Two of his sisters died of Aids, which means the scourge has personally affected the 44-year-old pastor who studied at Cape Town’s Cornerstone Christian College and later did his honours in theology at the University of the Western Cape.
“Most people responded out of fear and not after theological reflection. There was an overemphasis on how the disease is contracted. Yet we know of many young girls who are raped by older men. Even if one got infected in a moment of weakness, or one made the error of not using a condom, our role is to love. Nobody is out of reach of God’s mercy.”
His other campaign, which might not raise a storm in the way his Aids statement did, could be expansively subtitled: “Jesus lived in the townships.”
He said the idea “came to me in a vision, an out-of-body experience”.
‘Welcome to hell’
Talking to Skosana teaches one to make quick mind acrobatics from the quotidian to the eschatological. In fact, he issued a warning: “My language switches from the Pentecostal liberal theology to black theology.”

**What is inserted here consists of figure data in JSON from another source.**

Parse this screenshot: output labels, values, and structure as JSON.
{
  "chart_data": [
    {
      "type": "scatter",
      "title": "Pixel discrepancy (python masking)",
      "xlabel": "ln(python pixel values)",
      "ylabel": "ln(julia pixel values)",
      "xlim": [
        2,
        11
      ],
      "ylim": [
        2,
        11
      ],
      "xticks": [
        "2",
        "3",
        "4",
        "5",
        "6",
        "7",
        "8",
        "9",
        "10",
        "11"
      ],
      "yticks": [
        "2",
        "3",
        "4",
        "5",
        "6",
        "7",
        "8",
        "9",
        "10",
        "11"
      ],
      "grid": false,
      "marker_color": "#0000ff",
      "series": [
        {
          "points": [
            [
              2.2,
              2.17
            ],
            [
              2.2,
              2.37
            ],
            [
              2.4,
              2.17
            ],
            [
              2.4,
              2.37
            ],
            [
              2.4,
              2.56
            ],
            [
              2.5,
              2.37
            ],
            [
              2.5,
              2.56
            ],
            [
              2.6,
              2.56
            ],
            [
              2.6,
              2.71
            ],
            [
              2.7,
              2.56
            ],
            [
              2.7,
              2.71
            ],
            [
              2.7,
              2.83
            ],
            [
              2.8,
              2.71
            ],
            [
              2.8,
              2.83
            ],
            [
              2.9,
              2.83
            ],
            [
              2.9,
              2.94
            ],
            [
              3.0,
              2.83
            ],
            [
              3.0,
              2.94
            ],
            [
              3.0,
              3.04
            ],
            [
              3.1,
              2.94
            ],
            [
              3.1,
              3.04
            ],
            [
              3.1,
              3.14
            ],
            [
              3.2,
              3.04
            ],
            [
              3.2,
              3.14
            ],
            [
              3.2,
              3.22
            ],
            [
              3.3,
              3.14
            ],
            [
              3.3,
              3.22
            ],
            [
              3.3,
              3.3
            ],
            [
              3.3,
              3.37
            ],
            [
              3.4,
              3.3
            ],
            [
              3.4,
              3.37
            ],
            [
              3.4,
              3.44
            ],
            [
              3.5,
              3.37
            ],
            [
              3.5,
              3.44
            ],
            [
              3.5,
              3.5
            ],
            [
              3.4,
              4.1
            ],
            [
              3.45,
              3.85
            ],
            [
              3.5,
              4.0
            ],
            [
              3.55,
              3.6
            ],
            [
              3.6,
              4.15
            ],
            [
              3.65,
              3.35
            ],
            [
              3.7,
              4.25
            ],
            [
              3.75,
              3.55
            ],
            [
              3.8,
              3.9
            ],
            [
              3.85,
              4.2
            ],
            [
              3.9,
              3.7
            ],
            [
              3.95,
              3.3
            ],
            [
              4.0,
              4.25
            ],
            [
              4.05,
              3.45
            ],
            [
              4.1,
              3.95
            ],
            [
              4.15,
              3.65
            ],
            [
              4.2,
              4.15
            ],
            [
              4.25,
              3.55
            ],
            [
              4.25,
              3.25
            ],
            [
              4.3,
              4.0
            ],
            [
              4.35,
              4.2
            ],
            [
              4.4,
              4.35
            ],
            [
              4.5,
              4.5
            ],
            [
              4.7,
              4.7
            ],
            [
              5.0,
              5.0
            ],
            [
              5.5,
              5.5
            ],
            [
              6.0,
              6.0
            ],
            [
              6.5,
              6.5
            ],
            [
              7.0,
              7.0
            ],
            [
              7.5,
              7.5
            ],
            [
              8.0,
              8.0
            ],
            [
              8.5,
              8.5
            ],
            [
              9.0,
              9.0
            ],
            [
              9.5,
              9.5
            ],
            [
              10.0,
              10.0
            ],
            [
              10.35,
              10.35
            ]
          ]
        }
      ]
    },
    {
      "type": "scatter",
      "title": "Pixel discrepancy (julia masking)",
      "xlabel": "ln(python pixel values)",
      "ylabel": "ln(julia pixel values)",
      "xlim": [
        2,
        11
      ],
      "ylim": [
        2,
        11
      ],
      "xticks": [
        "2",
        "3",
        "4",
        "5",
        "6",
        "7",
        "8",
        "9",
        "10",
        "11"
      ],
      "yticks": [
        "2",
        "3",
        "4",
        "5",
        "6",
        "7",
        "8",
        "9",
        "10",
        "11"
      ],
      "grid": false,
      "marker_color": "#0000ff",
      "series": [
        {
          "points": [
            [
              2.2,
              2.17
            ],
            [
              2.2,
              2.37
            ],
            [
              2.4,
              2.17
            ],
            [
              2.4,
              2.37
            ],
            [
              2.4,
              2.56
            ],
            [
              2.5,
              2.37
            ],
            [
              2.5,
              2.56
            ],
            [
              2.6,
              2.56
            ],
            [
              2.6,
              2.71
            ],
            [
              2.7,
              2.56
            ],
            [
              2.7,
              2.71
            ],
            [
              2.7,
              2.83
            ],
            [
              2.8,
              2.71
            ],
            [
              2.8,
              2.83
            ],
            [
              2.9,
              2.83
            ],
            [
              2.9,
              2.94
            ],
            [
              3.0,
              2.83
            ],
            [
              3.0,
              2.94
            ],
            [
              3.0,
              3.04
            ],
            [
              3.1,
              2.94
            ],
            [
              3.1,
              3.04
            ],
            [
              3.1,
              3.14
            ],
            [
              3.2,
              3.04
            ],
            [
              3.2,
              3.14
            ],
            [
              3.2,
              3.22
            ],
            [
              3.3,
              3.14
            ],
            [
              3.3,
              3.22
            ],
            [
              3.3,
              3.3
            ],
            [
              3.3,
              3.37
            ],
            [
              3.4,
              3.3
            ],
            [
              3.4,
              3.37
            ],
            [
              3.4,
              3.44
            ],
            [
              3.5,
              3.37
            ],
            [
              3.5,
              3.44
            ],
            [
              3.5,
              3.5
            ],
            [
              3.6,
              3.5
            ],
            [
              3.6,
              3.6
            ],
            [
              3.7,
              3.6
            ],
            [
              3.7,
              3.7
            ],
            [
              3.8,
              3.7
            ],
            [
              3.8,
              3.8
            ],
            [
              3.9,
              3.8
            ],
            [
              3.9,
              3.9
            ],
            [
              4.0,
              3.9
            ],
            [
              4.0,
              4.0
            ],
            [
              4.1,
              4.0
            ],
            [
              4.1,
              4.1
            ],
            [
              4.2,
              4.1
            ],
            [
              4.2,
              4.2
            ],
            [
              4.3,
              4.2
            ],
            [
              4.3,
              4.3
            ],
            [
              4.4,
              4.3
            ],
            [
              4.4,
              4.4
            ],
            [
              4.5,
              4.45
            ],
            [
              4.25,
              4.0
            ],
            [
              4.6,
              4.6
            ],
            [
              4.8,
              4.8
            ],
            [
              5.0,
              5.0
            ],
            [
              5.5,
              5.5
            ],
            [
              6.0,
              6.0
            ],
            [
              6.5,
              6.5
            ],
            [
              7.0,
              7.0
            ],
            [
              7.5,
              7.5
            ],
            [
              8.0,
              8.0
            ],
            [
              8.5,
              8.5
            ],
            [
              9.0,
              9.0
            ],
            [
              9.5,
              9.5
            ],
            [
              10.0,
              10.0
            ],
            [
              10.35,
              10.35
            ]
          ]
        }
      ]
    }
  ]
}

He explained: “I saw myself standing by a highway with a big banner that said ‘Welcome to hell: South African townships’.”
This is Skosana’s way of drawing attention to the squalor of informal settlements and townships, which he described as “glorified refugee camps, rat-infested hell holes”.
“Let it be known across the breadth and length of this country that the continuation of separate development and integration, based on affordability, is the perpetuation of the notorious Group Areas Act of yesteryear,” a press statement wailed in prophetic accents.
To raise awareness of the campaign he will march on April 23 from Khayelitsha Stadium to the N2. This is a continuation of the march on which he first embarked on Christmas Day last year.
“This is a call for the government to eradicate the South African townships, especially the shacks,” he said. “This is an emergency that requires the whole country to focus its energies on. We have to re-imagine a new model of settlement. Human settlements should be about more than a roof above your head. It should be a place to flourish. A house isn’t a house unless it’s complemented by an enabling environment.”
If one hears him talk like this, one could think that he wants to make a beeline into politics.
“I’m not a politician but a preacher of the gospel whose eyes have been trained to look at the scripture contextually. It’s about reading the gospel in a manner that speaks to the [people’s] material conditions.”
‘Bruised and naked body of a stranger’
I have also read Interpreting Easter, his carefully argued paper that contrasts the meaning of the two most important Christian holidays: Easter, commemorating Christ’s death, and Christmas, commemorating his birth.
Christmas, Skosana argued, is a favourite holiday among “white Christians”; Easter, on the other hand, means more to the working class and the downtrodden.
“They have an immediate identification with a bruised and naked body of a stranger hanging on the cross. That stranger has become their symbol of suffering and hope, a depiction of their daily struggle. When they look up at the cross, they look at themselves.”
The black preacher, Skosana argued, “must exhume the black body of Jesus from the grave”.
“The black preacher must point to the cross and remind black people that their cross on the ballot paper on May 18 2011 should not be to legitimise and perpetuate the corruption and political hegemony that keep black people in servitude and in modernised slavery.”
But today’s black preacher is incapable of that, Skosana believes.
He lacks the necessary tools, skills and the gift to place scripture in its context. The black preacher is unwilling to submit “to the discipline of study” and is given to the “gimmicks” first sold to him by “the American TV evangelist”.
It is quite likely that Skosana could be an exception.